Científicos crean método que podría hacer a los barcos casi imposibles de hundir

Investigadores de la Universidad de Rochester desarrollaron un método para hacer flotar tubos de aluminio, incluso si están dañados. Esta tecnología podría aplicarse a plataformas flotantes y sistemas de energía renovable

Más de un siglo después del hundimiento del Titanic, la idea de barcos que no pueden hundirse sigue motivando a los ingenieros. Investigadores del Instituto de Óptica de la Universidad de Rochester dieron un paso significativo hacia este objetivo. Desarrollaron una técnica que permite a tubos de metal ordinario mantenerse a flote, sin importar cuánto tiempo permanezcan bajo el agua o el daño que sufran.

El trabajo fue liderado por el profesor Chunlei Guo, quien detalló el nuevo método en un estudio publicado en Advanced Functional Materials. Su enfoque se centra en modificar la superficie interna de los tubos de aluminio mediante un grabado que crea micro y nanosurcos. Esta superficie texturizada se vuelve superhidrofóbica, lo que permite repeler el agua y mantenerse seca.

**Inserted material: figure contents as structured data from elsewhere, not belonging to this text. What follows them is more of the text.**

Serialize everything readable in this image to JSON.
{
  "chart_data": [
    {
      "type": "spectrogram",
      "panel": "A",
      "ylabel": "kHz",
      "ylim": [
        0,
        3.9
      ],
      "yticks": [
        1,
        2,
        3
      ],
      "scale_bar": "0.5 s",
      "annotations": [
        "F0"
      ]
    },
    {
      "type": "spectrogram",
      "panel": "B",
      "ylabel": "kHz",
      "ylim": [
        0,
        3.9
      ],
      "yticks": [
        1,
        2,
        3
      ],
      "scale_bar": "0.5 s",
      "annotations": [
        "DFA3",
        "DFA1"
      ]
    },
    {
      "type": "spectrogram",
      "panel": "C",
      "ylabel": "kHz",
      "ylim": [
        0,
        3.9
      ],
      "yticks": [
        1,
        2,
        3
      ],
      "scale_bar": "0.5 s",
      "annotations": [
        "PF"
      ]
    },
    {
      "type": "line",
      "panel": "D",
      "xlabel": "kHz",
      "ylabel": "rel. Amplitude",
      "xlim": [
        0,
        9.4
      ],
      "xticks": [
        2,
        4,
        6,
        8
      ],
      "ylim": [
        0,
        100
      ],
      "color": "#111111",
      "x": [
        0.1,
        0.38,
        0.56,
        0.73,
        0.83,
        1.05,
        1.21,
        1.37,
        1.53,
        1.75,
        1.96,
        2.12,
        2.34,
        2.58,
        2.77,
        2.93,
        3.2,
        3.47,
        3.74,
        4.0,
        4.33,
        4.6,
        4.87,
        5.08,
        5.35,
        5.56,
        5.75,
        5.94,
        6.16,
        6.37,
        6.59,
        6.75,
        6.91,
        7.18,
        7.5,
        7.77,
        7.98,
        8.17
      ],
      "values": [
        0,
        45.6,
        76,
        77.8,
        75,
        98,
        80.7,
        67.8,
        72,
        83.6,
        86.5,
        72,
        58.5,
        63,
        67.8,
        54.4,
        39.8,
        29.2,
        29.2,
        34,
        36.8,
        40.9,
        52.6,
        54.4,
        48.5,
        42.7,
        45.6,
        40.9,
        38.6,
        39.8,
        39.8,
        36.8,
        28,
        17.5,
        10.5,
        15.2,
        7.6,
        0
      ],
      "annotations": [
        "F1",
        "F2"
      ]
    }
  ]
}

Cómo el aire atrapado previene el hundimiento

Cuando un tubo tratado se coloca en el agua, su interior repelente de agua captura un bolsillo de aire estable. Este aire atrapado evita que el agua llene el tubo, lo que impide que se vuelva pesado y se hunda. El proceso se asemeja a estrategias naturales observadas en arañas de campana y hormigas de fuego, que forman balsas flotantes con sus cuerpos resistentes al agua.

«Es importante que añadimos un divisor en el medio del tubo, de modo que incluso si se empuja verticalmente al agua, la burbuja de aire se mantenga atrapada y el tubo conserve su capacidad de flotación», explicó Guo.

Estabilidad mejorada en condiciones adversas

El grupo de investigación de Guo demostró por primera vez dispositivos flotantes superhidrofóbicos en 2019. El diseño anterior dependía de dos discos repelentes de agua sellados juntos para crear flotabilidad. Aunque era efectivo, los discos podían perder su capacidad de flotación al inclinarse en ángulos extremos. El nuevo diseño basado en tubos simplifica la estructura y ofrece una estabilidad mucho mayor, especialmente en entornos turbulentos similares a los del océano.

«Los probamos en condiciones realmente difíciles durante semanas y no encontramos degradación en su flotabilidad», comentó Guo. «Se pueden hacer grandes agujeros en ellos, y demostramos que incluso si se dañan severamente con tantos agujeros como se pueda, siguen flotando».

De balsas flotantes a energía renovable

Los investigadores mostraron que múltiples tubos pueden conectarse para formar balsas, que podrían servir como base para barcos, boyas o plataformas flotantes. En pruebas de laboratorio, el equipo experimentó con tubos de diferentes longitudes, alcanzando casi medio metro. Guo afirmó que el diseño puede escalarse a tamaños lo suficientemente grandes como para soportar cargas pesadas.

Más allá del transporte y la infraestructura, el equipo también demostró que las balsas hechas de tubos superhidrofóbicos podrían capturar energía del agua en movimiento. Esta capacidad sugiere un posible papel para la tecnología en la generación de electricidad a partir de olas, añadiendo una aplicación de energía renovable a su lista de posibilidades.

Este proyecto fue respaldado por la National Science Foundation, la Bill and Melinda Gates Foundation y el Goergen Institute for Data Science and Artificial Intelligence de URochester.